Si, dans l’histoire, les médicaments étaient hiérarchisés par ordre de notoriété, il est probable que l’allopurinol ne figurerait pas parmi les plus populaires. Discret, il compte au nombre des acteurs souvent présents dans les prescriptions mais jamais placés sous les feux de la rampe. Il est en fait indirectement issu de recherches menées aux États-Unis dès les années 1940 et portant sur les analogues des bases puriques et pyrimidiques, connus pour interférer avec la synthèse des acides nucléiques et avoir de ce fait une activité antimétabolite laissant présager d’un fort potentiel antibactérien et antinéoplasique.

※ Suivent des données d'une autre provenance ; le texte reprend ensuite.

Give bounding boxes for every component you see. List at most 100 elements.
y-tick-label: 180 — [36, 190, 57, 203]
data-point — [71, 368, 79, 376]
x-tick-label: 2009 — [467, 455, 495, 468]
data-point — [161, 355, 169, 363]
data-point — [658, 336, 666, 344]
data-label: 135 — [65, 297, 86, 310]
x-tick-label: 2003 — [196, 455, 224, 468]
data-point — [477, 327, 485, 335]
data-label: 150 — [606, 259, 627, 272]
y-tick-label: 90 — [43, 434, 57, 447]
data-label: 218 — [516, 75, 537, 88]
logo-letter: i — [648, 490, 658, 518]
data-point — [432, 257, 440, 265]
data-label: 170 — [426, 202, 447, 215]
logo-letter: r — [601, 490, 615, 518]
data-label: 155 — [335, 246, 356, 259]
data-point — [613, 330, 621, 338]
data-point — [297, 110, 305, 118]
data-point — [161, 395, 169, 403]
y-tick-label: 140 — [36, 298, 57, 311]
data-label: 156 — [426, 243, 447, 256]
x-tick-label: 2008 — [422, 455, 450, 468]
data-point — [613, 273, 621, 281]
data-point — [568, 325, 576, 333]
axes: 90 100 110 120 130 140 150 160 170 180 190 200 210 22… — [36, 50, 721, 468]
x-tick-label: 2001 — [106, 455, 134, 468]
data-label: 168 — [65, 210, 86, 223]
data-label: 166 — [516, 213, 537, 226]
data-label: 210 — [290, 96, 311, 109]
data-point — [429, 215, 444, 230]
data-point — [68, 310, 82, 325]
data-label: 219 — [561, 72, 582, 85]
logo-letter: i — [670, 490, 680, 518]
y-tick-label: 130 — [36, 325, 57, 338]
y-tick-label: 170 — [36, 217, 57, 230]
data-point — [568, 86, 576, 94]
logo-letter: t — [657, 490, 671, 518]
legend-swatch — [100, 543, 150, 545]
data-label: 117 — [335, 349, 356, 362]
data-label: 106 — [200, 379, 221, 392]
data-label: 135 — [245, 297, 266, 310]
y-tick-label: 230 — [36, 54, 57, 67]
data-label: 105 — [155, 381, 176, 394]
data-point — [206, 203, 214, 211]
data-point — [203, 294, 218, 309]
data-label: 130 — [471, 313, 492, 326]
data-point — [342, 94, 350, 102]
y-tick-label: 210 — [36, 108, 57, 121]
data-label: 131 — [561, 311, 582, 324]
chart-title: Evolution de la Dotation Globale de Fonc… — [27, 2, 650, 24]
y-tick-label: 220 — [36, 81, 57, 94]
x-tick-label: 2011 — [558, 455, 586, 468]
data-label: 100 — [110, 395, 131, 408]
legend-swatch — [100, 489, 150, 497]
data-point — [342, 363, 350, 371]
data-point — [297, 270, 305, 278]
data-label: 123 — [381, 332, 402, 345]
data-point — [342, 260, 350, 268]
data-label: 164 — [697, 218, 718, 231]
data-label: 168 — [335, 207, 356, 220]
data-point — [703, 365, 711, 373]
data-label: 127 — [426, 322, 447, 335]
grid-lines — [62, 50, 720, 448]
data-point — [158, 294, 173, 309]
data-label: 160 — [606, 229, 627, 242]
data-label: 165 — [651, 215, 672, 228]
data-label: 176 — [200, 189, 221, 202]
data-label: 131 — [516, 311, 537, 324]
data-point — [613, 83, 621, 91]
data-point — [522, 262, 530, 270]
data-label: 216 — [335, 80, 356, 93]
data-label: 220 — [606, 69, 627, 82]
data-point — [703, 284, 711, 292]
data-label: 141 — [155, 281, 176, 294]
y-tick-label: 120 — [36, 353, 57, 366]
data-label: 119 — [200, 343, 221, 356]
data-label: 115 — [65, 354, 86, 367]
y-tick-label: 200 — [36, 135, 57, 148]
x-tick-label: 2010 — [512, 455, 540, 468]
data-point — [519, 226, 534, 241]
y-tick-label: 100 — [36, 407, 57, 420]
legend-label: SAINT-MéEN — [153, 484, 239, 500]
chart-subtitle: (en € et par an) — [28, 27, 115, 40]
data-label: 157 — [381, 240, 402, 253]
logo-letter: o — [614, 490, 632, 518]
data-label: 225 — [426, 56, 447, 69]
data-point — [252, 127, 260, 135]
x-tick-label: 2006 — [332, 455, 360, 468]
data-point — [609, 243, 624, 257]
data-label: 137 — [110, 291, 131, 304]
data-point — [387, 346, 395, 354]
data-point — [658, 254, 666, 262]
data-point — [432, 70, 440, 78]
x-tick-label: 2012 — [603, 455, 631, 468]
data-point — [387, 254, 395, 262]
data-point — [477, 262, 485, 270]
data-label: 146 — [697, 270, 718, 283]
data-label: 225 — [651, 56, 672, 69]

C’est dans ce contexte que le chimiste George H. Hitchings (1905-1998) et l’une de ses collègues, Gertrude B. Elion (1918-1999), exploraient les dérivés de ces bases dans le centre de recherche Wellcome-Burroughs (devenu GSK), en Caroline du Nord, et en testaient les effets dans l’institut cancérologique Sloan-Kettering de New-York. Ils découvrirent ainsi un antimétabolite qui devait passer à la postérité : la 6-mercaptopurine (6-MP), toujours utilisée dans le traitement de diverses leucémies (Purinéthol). En explorant son métabolisme, les pharmacologues découvrirent en 1954 que la 6-MP était oxydée en acide 6-thiourique par la xanthine-oxydase, une enzyme ubiquitaire dans le règne animal et connue pour catalyser la transformation de l’hypoxanthine en xanthine puis en acide urique.
Isomère de l’hypoxanthine
Cette observation suggéra que des inhibiteurs de l’enzyme pourraient contribuer à améliorer le traitement des leucémies lymphoblastiques aiguës, en inhibant le catabolisme de la 6-LMP et en potentialisant ainsi son action. Le laboratoire Wellcome avait alors à sa disposition de nombreux inhibiteurs de la xanthine-oxydase, devenu l’une des cibles de ses recherches sous l’autorité de la biochimiste Doris C. Lorz. Parmi eux, l’allopurinol, un isomère de l’hypoxanthine : ce composé synthétisé en 1956 par le chimiste américain Roland K. Robins (1926-1992) constituait un candidat de choix en raison de son activité puissante, de sa cinétique favorable, de son index thérapeutique satisfaisant et de son métabolisme livrant de l’oxypurinol actif. Il fut testé cliniquement par l’hématologue américain R. Wayne Rundles (1911-1991) mais la co-thérapie ne fut pas probante en cancérologie : la concentration de 6-MP augmenta, mais au prix d’une toxicité difficilement gérable. Par contre, l’allopurinol se révéla effectivement exercer une activité anti-uricémique remarquable suggérant son intérêt dans la goutte. Les premières études pharmacologiques confirmèrent qu’il bloquait la formation de l’acide urique mais qu’il exposait à une accumulation potentielle d’hypoxanthine, aussi insoluble que l’acide et susceptible de former ainsi des cristaux qui pouvaient se révéler problématiques. L’expérience clinique montra toutefois que si de tels calculs se formaient chez le chien traité longtemps et à forte dose par allopurinol, ils étaient en revanche très rares chez l’homme en raison d’un métabolisme différent. De fait, l’allopurinol connaît depuis le succès discret que l’on sait, dans le traitement de la goutte comme dans le contrôle des diverses formes d’hyperuricémie.